One writer per branch. A branch has exactly one code-writer at a time — never two agents committing to the same branch, or they race and clobber. That's the real cap, not a fixed worker count: because stories live on separate branches, you can run many at once — one writer each — and the only ceiling is what you can health-check on the monitor tick. Run every slice with no unmet dependency in parallel; don't serialize shippable work out of caution.
Hunters are a separate class and don't write product code. At a gate, spawn a panel of fresh, independent hunter agents, one per lens, sized to the stakes (per adversarial-review). Each works in its own worktree (it runs the touched tests to prove findings), so a panel alongside your writers is safe; fan the hunters out across the lenses while the fixers stay one-per-branch.
Delegate AND monitor
Dispatch your long-lived and parallel workers in the dispatch tool's background mode (the non-blocking dispatch — run_in_background where the tool exposes that flag; anchor on the intent, non-blocking dispatch, so a flag rename can't silently no-op the fix). A blocking dispatch freezes you: you can't run slices in parallel and the re-arming poll below never gets a turn — so background dispatch is precisely what makes the monitor tick possible. Reserve foreground for the one narrow case where a short helper's result gates your literal next step (e.g. an intake-drafter whose draft you grill against immediately); the architect, senior-implementers, bug-fixers, hunter panel, researcher, and scribe all run background. This fixes the lockup / can't-talk / no-parallelism cluster; it does not make a worker survive Esc — in-session background tasks are session-owned and die with the session, so true Esc-survival is a separate, parked concern, not claimed here.
Never dispatch and forget. While your workers run, keep a re-arming poll (~10 minutes) that health-checks each one by git SHA, file mtime, and durable artifacts, per the process-health-monitor skill. Verify liveness from what they've produced, never from a completion message, because a killed worker sends none. A dispatch is an open loop until you confirm it closed. Don't run more workers than you can health-check on the tick.
Verify, don't assert
Before you report a state up, check it. Blocked, done, test-covered, severity level: read it from git and the files, then characterize it. Don't minimize a finding without verifying, and don't declare a block without confirming the actual overlap.

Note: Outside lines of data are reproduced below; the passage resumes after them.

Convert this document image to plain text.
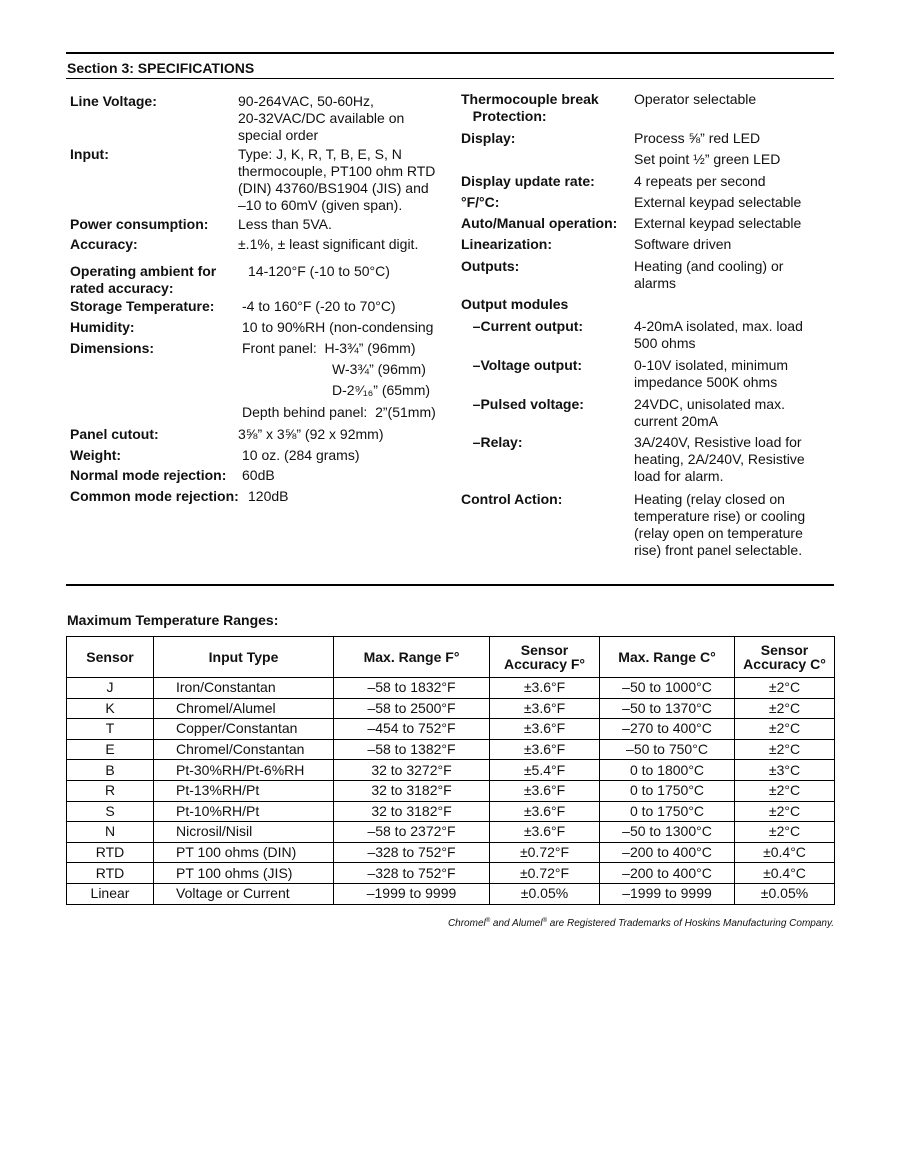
Section 3: SPECIFICATIONS
Line Voltage:	90-264VAC, 50-60Hz,
20-32VAC/DC available on
special order
Input:	Type: J, K, R, T, B, E, S, N
thermocouple, PT100 ohm RTD
(DIN) 43760/BS1904 (JIS) and
–10 to 60mV (given span).
Power consumption: Less than 5VA.
Accuracy:	±.1%, ± least significant digit.
Operating ambient for
rated accuracy:
14-120°F (-10 to 50°C)
Storage Temperature: -4 to 160°F (-20 to 70°C)
Humidity:	10 to 90%RH (non-condensing
Dimensions:	Front panel:  H-3¾” (96mm)
W-3¾” (96mm)
D-2⁹⁄₁₆” (65mm)
Depth behind panel:  2”(51mm)
Panel cutout:	3⅝” x 3⅝” (92 x 92mm)
Weight:	10 oz. (284 grams)
Normal mode rejection: 60dB
Common mode rejection: 120dB
Thermocouple break
Protection:
Operator selectable
Display:	Process ⅝” red LED
Set point ½” green LED
Display update rate:	4 repeats per second
°F/°C:	External keypad selectable
Auto/Manual operation: External keypad selectable
Linearization:	Software driven
Outputs:	Heating (and cooling) or
alarms
Output modules
–Current output:	4-20mA isolated, max. load
500 ohms
–Voltage output:	0-10V isolated, minimum
impedance 500K ohms
–Pulsed voltage:	24VDC, unisolated max.
current 20mA
–Relay:	3A/240V, Resistive load for
heating, 2A/240V, Resistive
load for alarm.
Control Action:	Heating (relay closed on
temperature rise) or cooling
(relay open on temperature
rise) front panel selectable.
Maximum Temperature Ranges:
Sensor	Input Type	Max. Range F°	Sensor
Accuracy F°	Max. Range C°	Sensor
Accuracy C°
J	Iron/Constantan	–58 to 1832°F	±3.6°F	–50 to 1000°C	±2°C
K	Chromel/Alumel	–58 to 2500°F	±3.6°F	–50 to 1370°C	±2°C
T	Copper/Constantan	–454 to 752°F	±3.6°F	–270 to 400°C	±2°C
E	Chromel/Constantan	–58 to 1382°F	±3.6°F	–50 to 750°C	±2°C
B	Pt-30%RH/Pt-6%RH	32 to 3272°F	±5.4°F	0 to 1800°C	±3°C
R	Pt-13%RH/Pt	32 to 3182°F	±3.6°F	0 to 1750°C	±2°C
S	Pt-10%RH/Pt	32 to 3182°F	±3.6°F	0 to 1750°C	±2°C
N	Nicrosil/Nisil	–58 to 2372°F	±3.6°F	–50 to 1300°C	±2°C
RTD	PT 100 ohms (DIN)	–328 to 752°F	±0.72°F	–200 to 400°C	±0.4°C
RTD	PT 100 ohms (JIS)	–328 to 752°F	±0.72°F	–200 to 400°C	±0.4°C
Linear	Voltage or Current	–1999 to 9999	±0.05%	–1999 to 9999	±0.05%
Chromel® and Alumel® are Registered Trademarks of Hoskins Manufacturing Company.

Keep progress visible and durable
- Workers commit and push per finding, not in one batch at the end. A batch-push fixer is unmonitorable (the branch head never moves) and loses everything if interrupted; per-finding pushes give you visible progress and cap any loss at one in-flight change.
- Worker outputs go to durable files and a tight structured return, so a worker killed before it writes still leaves something, and you never have to read its full transcript.

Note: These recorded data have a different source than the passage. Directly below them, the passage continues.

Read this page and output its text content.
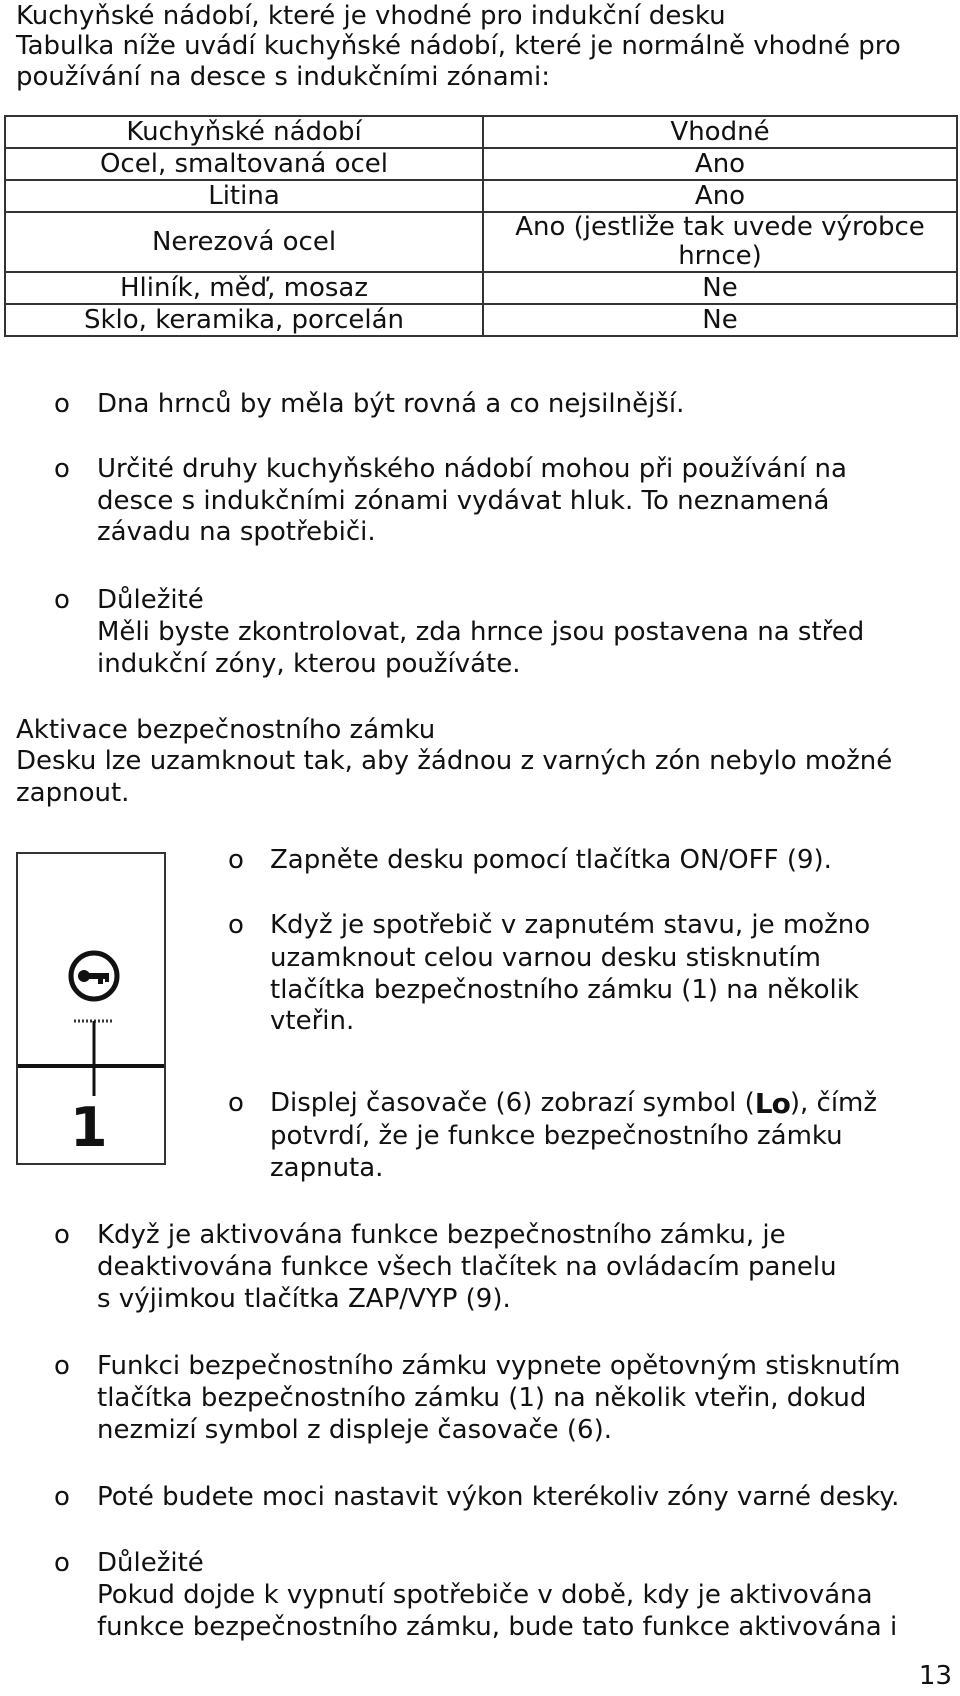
Kuchyňské nádobí, které je vhodné pro indukční desku
Tabulka níže uvádí kuchyňské nádobí, které je normálně vhodné pro
používání na desce s indukčními zónami:
Kuchyňské nádobí	Vhodné
Ocel, smaltovaná ocel	Ano
Litina	Ano
Nerezová ocel	Ano (jestliže tak uvede výrobce hrnce)
Hliník, měď, mosaz	Ne
Sklo, keramika, porcelán	Ne
o Dna hrnců by měla být rovná a co nejsilnější.
o Určité druhy kuchyňského nádobí mohou při používání na
desce s indukčními zónami vydávat hluk. To neznamená
závadu na spotřebiči.
o Důležité
Měli byste zkontrolovat, zda hrnce jsou postavena na střed
indukční zóny, kterou používáte.
Aktivace bezpečnostního zámku
Desku lze uzamknout tak, aby žádnou z varných zón nebylo možné
zapnout.
1
o Zapněte desku pomocí tlačítka ON/OFF (9).
o Když je spotřebič v zapnutém stavu, je možno
uzamknout celou varnou desku stisknutím
tlačítka bezpečnostního zámku (1) na několik
vteřin.
o Displej časovače (6) zobrazí symbol (Lo), čímž
potvrdí, že je funkce bezpečnostního zámku
zapnuta.
o Když je aktivována funkce bezpečnostního zámku, je
deaktivována funkce všech tlačítek na ovládacím panelu
s výjimkou tlačítka ZAP/VYP (9).
o Funkci bezpečnostního zámku vypnete opětovným stisknutím
tlačítka bezpečnostního zámku (1) na několik vteřin, dokud
nezmizí symbol z displeje časovače (6).
o Poté budete moci nastavit výkon kterékoliv zóny varné desky.
o Důležité
Pokud dojde k vypnutí spotřebiče v době, kdy je aktivována
funkce bezpečnostního zámku, bude tato funkce aktivována i
13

- Recover partial work from a killed worker from its branch and files rather than restarting from zero.
QA before anything goes up
Verify the build against the definition of done and against the approved spec and plan. Drift from the approved artifacts is a defect even when the code runs. Don't pass unverified work up the chain. Once it's verified, take it up through the ship-gate ritual: open the PR first to start the external reviewer, run a parallel swarm of fresh hunters over the diff, reconcile their findings with the external reviewer's, and dispatch closeout to the steward — which owns the rebase, thread triage, disposition, re-verify, and merge, and routes the REAL bugs onward to the bug-fixer for root-cause repair. Not the senior-implementer you built with — reconciling and repairing review/PR findings is holistic root-cause work, not plan execution. Fix at the root in one pass and loop until CLEAN. Reaching for the implementer here out of momentum is the failure to guard against.

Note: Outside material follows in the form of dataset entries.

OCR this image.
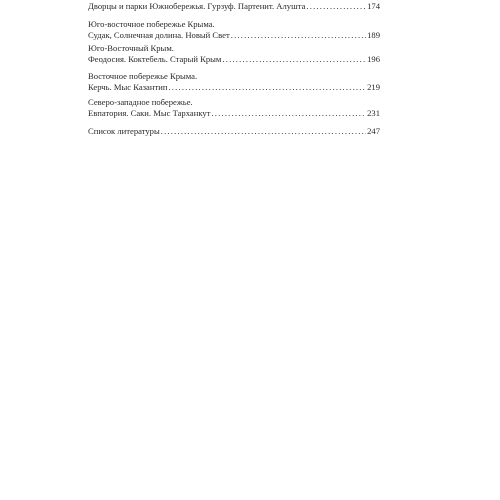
Дворцы и парки Южнобережья. Гурзуф. Партенит. Алушта .....	174
Юго-восточное побережье Крыма.
Судак, Солнечная долина. Новый Свет .....	189
Юго-Восточный Крым.
Феодосия. Коктебель. Старый Крым .....	196
Восточное побережье Крыма.
Керчь. Мыс Казантип .....	219
Северо-западное побережье.
Евпатория. Саки. Мыс Тарханкут .....	231
Список литературы .....	247
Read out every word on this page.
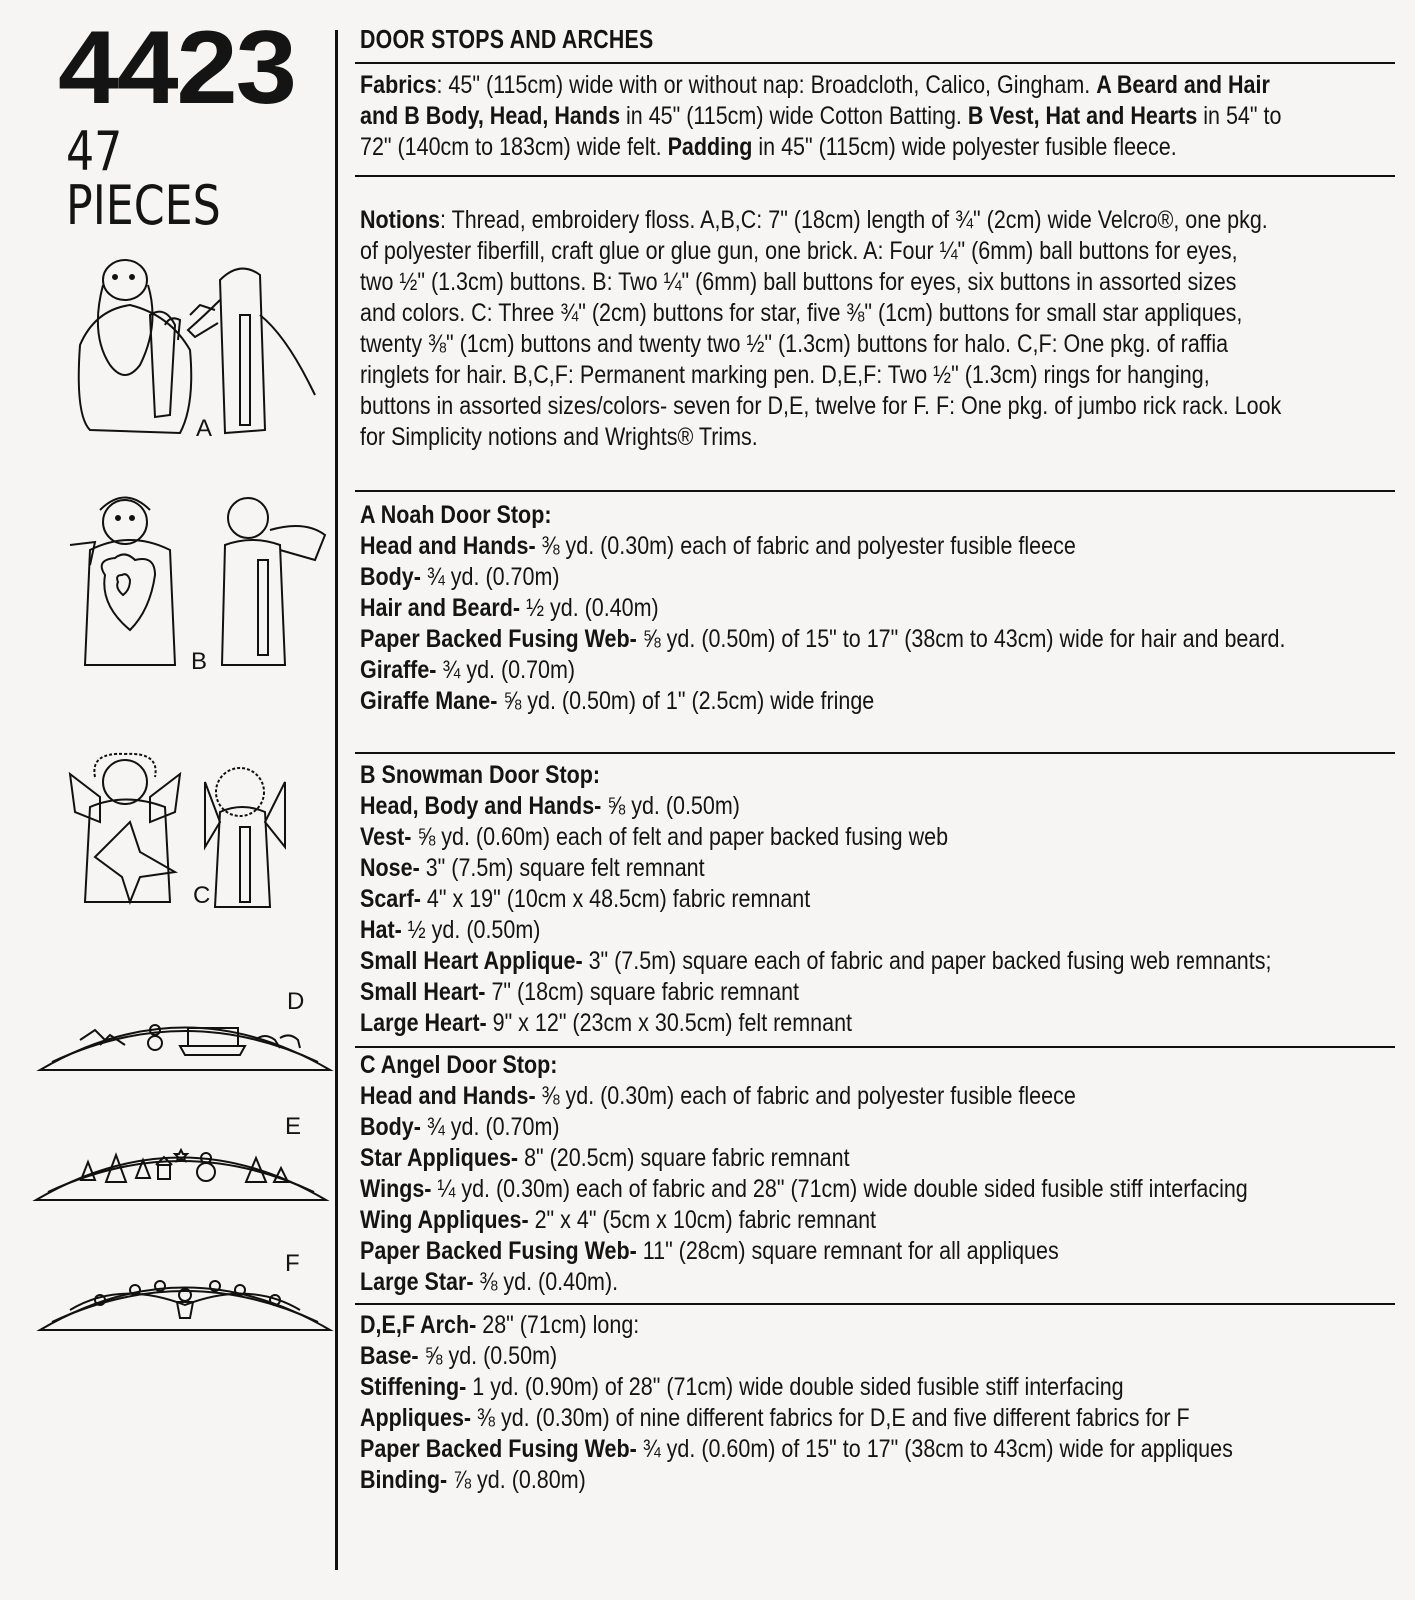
4423
47 PIECES
A
B
C
D
E
F
DOOR STOPS AND ARCHES

Fabrics: 45" (115cm) wide with or without nap: Broadcloth, Calico, Gingham. A Beard and Hair

and B Body, Head, Hands in 45" (115cm) wide Cotton Batting. B Vest, Hat and Hearts in 54" to

72" (140cm to 183cm) wide felt. Padding in 45" (115cm) wide polyester fusible fleece.

Notions: Thread, embroidery floss. A,B,C: 7" (18cm) length of ¾" (2cm) wide Velcro®, one pkg.

of polyester fiberfill, craft glue or glue gun, one brick. A: Four ¼" (6mm) ball buttons for eyes,

two ½" (1.3cm) buttons. B: Two ¼" (6mm) ball buttons for eyes, six buttons in assorted sizes

and colors. C: Three ¾" (2cm) buttons for star, five ⅜" (1cm) buttons for small star appliques,

twenty ⅜" (1cm) buttons and twenty two ½" (1.3cm) buttons for halo. C,F: One pkg. of raffia

ringlets for hair. B,C,F: Permanent marking pen. D,E,F: Two ½" (1.3cm) rings for hanging,

buttons in assorted sizes/colors- seven for D,E, twelve for F. F: One pkg. of jumbo rick rack. Look

for Simplicity notions and Wrights® Trims.

A Noah Door Stop:

Head and Hands- ⅜ yd. (0.30m) each of fabric and polyester fusible fleece

Body- ¾ yd. (0.70m)

Hair and Beard- ½ yd. (0.40m)

Paper Backed Fusing Web- ⅝ yd. (0.50m) of 15" to 17" (38cm to 43cm) wide for hair and beard.

Giraffe- ¾ yd. (0.70m)

Giraffe Mane- ⅝ yd. (0.50m) of 1" (2.5cm) wide fringe

B Snowman Door Stop:

Head, Body and Hands- ⅝ yd. (0.50m)

Vest- ⅝ yd. (0.60m) each of felt and paper backed fusing web

Nose- 3" (7.5m) square felt remnant

Scarf- 4" x 19" (10cm x 48.5cm) fabric remnant

Hat- ½ yd. (0.50m)

Small Heart Applique- 3" (7.5m) square each of fabric and paper backed fusing web remnants;

Small Heart- 7" (18cm) square fabric remnant

Large Heart- 9" x 12" (23cm x 30.5cm) felt remnant

C Angel Door Stop:

Head and Hands- ⅜ yd. (0.30m) each of fabric and polyester fusible fleece

Body- ¾ yd. (0.70m)

Star Appliques- 8" (20.5cm) square fabric remnant

Wings- ¼ yd. (0.30m) each of fabric and 28" (71cm) wide double sided fusible stiff interfacing

Wing Appliques- 2" x 4" (5cm x 10cm) fabric remnant

Paper Backed Fusing Web- 11" (28cm) square remnant for all appliques

Large Star- ⅜ yd. (0.40m).

D,E,F Arch- 28" (71cm) long:

Base- ⅝ yd. (0.50m)

Stiffening- 1 yd. (0.90m) of 28" (71cm) wide double sided fusible stiff interfacing

Appliques- ⅜ yd. (0.30m) of nine different fabrics for D,E and five different fabrics for F

Paper Backed Fusing Web- ¾ yd. (0.60m) of 15" to 17" (38cm to 43cm) wide for appliques

Binding- ⅞ yd. (0.80m)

The integration-branch / merge model (canonical home)
This is the single source of truth for how slices branch, ship, and assemble; every other place that touches it — chief-of-staff, ship-gate, the agents, the enforcement hook's reason-string — references this model by name rather than restating it. Four points, and they hold together:
- Independent slices run in parallel. A slice with no unmet dependency opens its own non-draft PR straight into the integration branch; many run at once, one writer per branch. Don't serialize shippable work out of caution.
- Dependent slices run serially, one PR at a time. When a slice truly builds on another (a reference would dangle otherwise), the predecessor's PR merges into the integration branch before the dependent slice builds on top — never two open PRs racing the same chain.
- The integration branch is the single assembly point, created at groom time. It is opened when the epic is groomed, every cleared slice lands on it, and it is the one branch that becomes the single PR reaching the user. Only the assembled integration-branch→main merge goes to the user, and the user makes that one. Agents never merge to main.
- PRs are never draft. A draft PR gets no external review — the whole point of opening the PR first is to start that reviewer's clock. Open every PR ready for review, not as a draft. (The enforcement hook blocks draft creation mechanically; this is the rule it enforces.)
You own each story's drive to merge, and you merge it. When a story clears the bar — hunter swarm CLEAN, suite actually run green, external reviewer approved — merge it to the integration branch yourself and move to the next; don't park a clean story waiting on the user.
Surface to the user and keep the roadmap true
Two things leave manager mode for the user: the assembled integration-branch→main merge, and any real product or direction call. Surface those immediately — they belong to the user, and the integration→main merge is theirs alone. Everything else stays inside the lifecycle you run.
Keep .scuba/roadmap.md current as your own monitor tick — spec ready, plan ready, gate CLEAN, worker blocked, milestone hit all land there as you work — so the state-of-the-world tree the user reads is never stale and a fresh session recovers from it.
State and compaction
Your team's files live in the shared .scuba/teams/<team>/ control plane in the primary working tree — written by absolute path, never inside a worker's code worktree, so the human (and a fresh session recovering with no history) can see them. Keep status.md there as your live checkpoint — carrying each thread's branch, worktree, last commit SHA, next step, and any blocker (the fields a re-dispatch needs) — updated continuously and read first on resume or after compaction, and accurate enough that its threads fold into .scuba/roadmap.md cleanly. (When a real teammate manager runs an epic, this same status.md is what lets the chief of staff fold its threads in without chasing it.) When your context crosses ~50% of the window, flush to your files and re-anchor. Read the roadmap and your status, not the history.
Anti-patterns
- Doing the production work yourself instead of dispatching it.
- Dispatching and not health-checking; trusting absence-of-notification.
- Letting a worker batch-push instead of committing per finding.
- One quality pass instead of the lensed review loop until CLEAN.
- Reporting state up without verifying it in git and the files.
- Running more workers than you can monitor.
- Killing a slow-but-alive worker instead of reading its progress from incremental pushes.